Of the 85 households, 27.1% of which had children under the age of 18 living with them, 38.8% were married couples living together, 10.6% were cohabitating couples, 21.2% had a female householder with no spouse or partner present and 29.4% had a male householder with no spouse or partner present. 41.2% of all households were non-families. 32.9% of all households were made up of individuals, 21.2% had someone living alone who was 65 years old or older.

The median age in the city was 40.3 years. 21.0% of the residents were under the age of 20; 5.5% were between the ages of 20 and 24; 27.1% were from 25 and 44; 28.2% were from 45 and 64; and 18.2% were 65 years of age or older. The gender makeup of the city was 50.8% male and 49.2% female.

===2010 census===
As of the census of 2010, there were 195 people, 97 households, and 54 families living in the city. The population density was 191.2 PD/sqmi. There were 109 housing units at an average density of 106.9 /sqmi. The racial makeup of the city was 99.0% White, 0.5% African American, and 0.5% from other races. Hispanic or Latino of any race were 1.5% of the population.
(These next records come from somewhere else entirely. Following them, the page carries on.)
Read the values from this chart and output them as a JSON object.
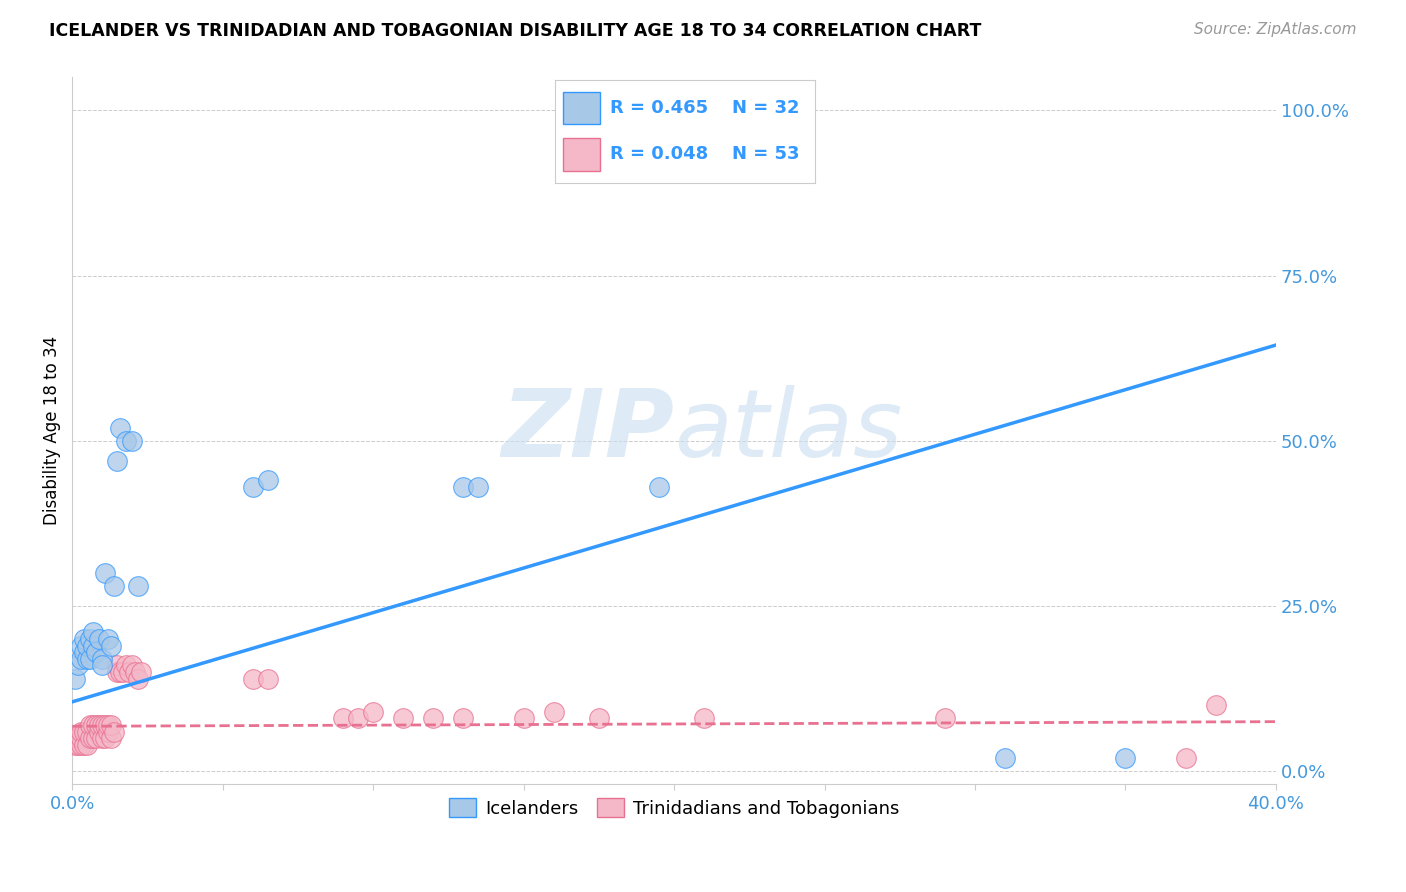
{
  "title": "ICELANDER VS TRINIDADIAN AND TOBAGONIAN DISABILITY AGE 18 TO 34 CORRELATION CHART",
  "source": "Source: ZipAtlas.com",
  "ylabel": "Disability Age 18 to 34",
  "xlim": [
    0.0,
    0.4
  ],
  "ylim": [
    -0.02,
    1.05
  ],
  "ytick_vals": [
    0.0,
    0.25,
    0.5,
    0.75,
    1.0
  ],
  "ytick_labels": [
    "0.0%",
    "25.0%",
    "50.0%",
    "75.0%",
    "100.0%"
  ],
  "xtick_vals": [
    0.0,
    0.05,
    0.1,
    0.15,
    0.2,
    0.25,
    0.3,
    0.35,
    0.4
  ],
  "xtick_labels": [
    "0.0%",
    "",
    "",
    "",
    "",
    "",
    "",
    "",
    "40.0%"
  ],
  "legend_r1": "R = 0.465",
  "legend_n1": "N = 32",
  "legend_r2": "R = 0.048",
  "legend_n2": "N = 53",
  "blue_scatter_color": "#a8c8e8",
  "blue_line_color": "#3399ff",
  "pink_scatter_color": "#f4b8c8",
  "pink_line_color": "#e87090",
  "tick_color": "#4499dd",
  "watermark_color": "#c8dff0",
  "icelanders_x": [
    0.001,
    0.002,
    0.003,
    0.003,
    0.004,
    0.004,
    0.005,
    0.005,
    0.006,
    0.006,
    0.007,
    0.007,
    0.008,
    0.009,
    0.01,
    0.01,
    0.011,
    0.012,
    0.013,
    0.014,
    0.015,
    0.016,
    0.018,
    0.02,
    0.022,
    0.06,
    0.065,
    0.13,
    0.135,
    0.195,
    0.31,
    0.35
  ],
  "icelanders_y": [
    0.14,
    0.16,
    0.17,
    0.19,
    0.18,
    0.2,
    0.17,
    0.19,
    0.17,
    0.2,
    0.19,
    0.21,
    0.18,
    0.2,
    0.17,
    0.16,
    0.3,
    0.2,
    0.19,
    0.28,
    0.47,
    0.52,
    0.5,
    0.5,
    0.28,
    0.43,
    0.44,
    0.43,
    0.43,
    0.43,
    0.02,
    0.02
  ],
  "trinidadians_x": [
    0.001,
    0.001,
    0.002,
    0.002,
    0.003,
    0.003,
    0.003,
    0.004,
    0.004,
    0.005,
    0.005,
    0.006,
    0.006,
    0.007,
    0.007,
    0.008,
    0.008,
    0.009,
    0.009,
    0.01,
    0.01,
    0.011,
    0.011,
    0.012,
    0.012,
    0.013,
    0.013,
    0.014,
    0.015,
    0.015,
    0.016,
    0.017,
    0.018,
    0.019,
    0.02,
    0.021,
    0.022,
    0.023,
    0.06,
    0.065,
    0.09,
    0.095,
    0.1,
    0.11,
    0.12,
    0.13,
    0.15,
    0.16,
    0.175,
    0.21,
    0.29,
    0.37,
    0.38
  ],
  "trinidadians_y": [
    0.04,
    0.05,
    0.04,
    0.05,
    0.04,
    0.05,
    0.06,
    0.04,
    0.06,
    0.04,
    0.06,
    0.05,
    0.07,
    0.05,
    0.07,
    0.05,
    0.07,
    0.06,
    0.07,
    0.05,
    0.07,
    0.05,
    0.07,
    0.06,
    0.07,
    0.05,
    0.07,
    0.06,
    0.15,
    0.16,
    0.15,
    0.15,
    0.16,
    0.15,
    0.16,
    0.15,
    0.14,
    0.15,
    0.14,
    0.14,
    0.08,
    0.08,
    0.09,
    0.08,
    0.08,
    0.08,
    0.08,
    0.09,
    0.08,
    0.08,
    0.08,
    0.02,
    0.1
  ],
  "blue_line_x0": 0.0,
  "blue_line_y0": 0.105,
  "blue_line_x1": 0.4,
  "blue_line_y1": 0.645,
  "pink_line_x0": 0.0,
  "pink_line_y0": 0.068,
  "pink_line_x1": 0.4,
  "pink_line_y1": 0.075
}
There were 97 households, of which 20.6% had children under the age of 18 living with them, 44.3% were married couples living together, 6.2% had a female householder with no husband present, 5.2% had a male householder with no wife present, and 44.3% were non-families. 38.1% of all households were made up of individuals, and 24.7% had someone living alone who was 65 years of age or older. The average household size was 2.01 and the average family size was 2.67.

The median age in the city was 48.8 years. 17.4% of residents were under the age of 18; 7.7% were between the ages of 18 and 24; 20.5% were from 25 to 44; 24.1% were from 45 to 64; and 30.3% were 65 years of age or older. The gender makeup of the city was 51.3% male and 48.7% female.

===2000 census===
As of the census of 2000, there were 215 people, 103 households, and 63 families living in the city. The population density was 210.4 PD/sqmi. There were 108 housing units at an average density of 105.7 /sqmi. The racial makeup of the city was 100.00% White. Hispanic or Latino of any race were 0.47% of the population.

There were 103 households, out of which 23.3% had children under the age of 18 living with them, 50.5% were married couples living together, 9.7% had a female householder with no husband present, and 37.9% were non-families. 35.9% of all households were made up of individuals, and 18.4% had someone living alone who was 65 years of age or older. The average household size was 2.09 and the average family size was 2.67.

In the city, the population was spread out, with 21.9% under the age of 18, 2.3% from 18 to 24, 26.0% from 25 to 44, 27.4% from 45 to 64, and 22.3% who were 65 years of age or older. The median age was 45 years. For every 100 females, there were 93.7 males. For every 100 females age 18 and over, there were 86.7 males.

The median income for a household in the city was $37,083, and the median income for a family was $38,750. Males had a median income of $33,333 versus $22,000 for females. The per capita income for the city was $18,503. About 7.8% of families and 7.5% of the population were below the poverty line, including 9.5% of those under the age of eighteen and 14.8% of those 65 or over.

==Education==
It is in the Southeast Valley Community School District. Southeast Valley High School in Gowrie is that district's comprehensive high school.

Previously, Boxholm was a part of the Southeast Webster-Grand Community School District, established on July 1, 2005 by the merger of the Grand Community School District and the Southeast Webster Community School District. In 2023 that district merged into the Southeast Valley district.

At one point Boxholm had its own elementary school.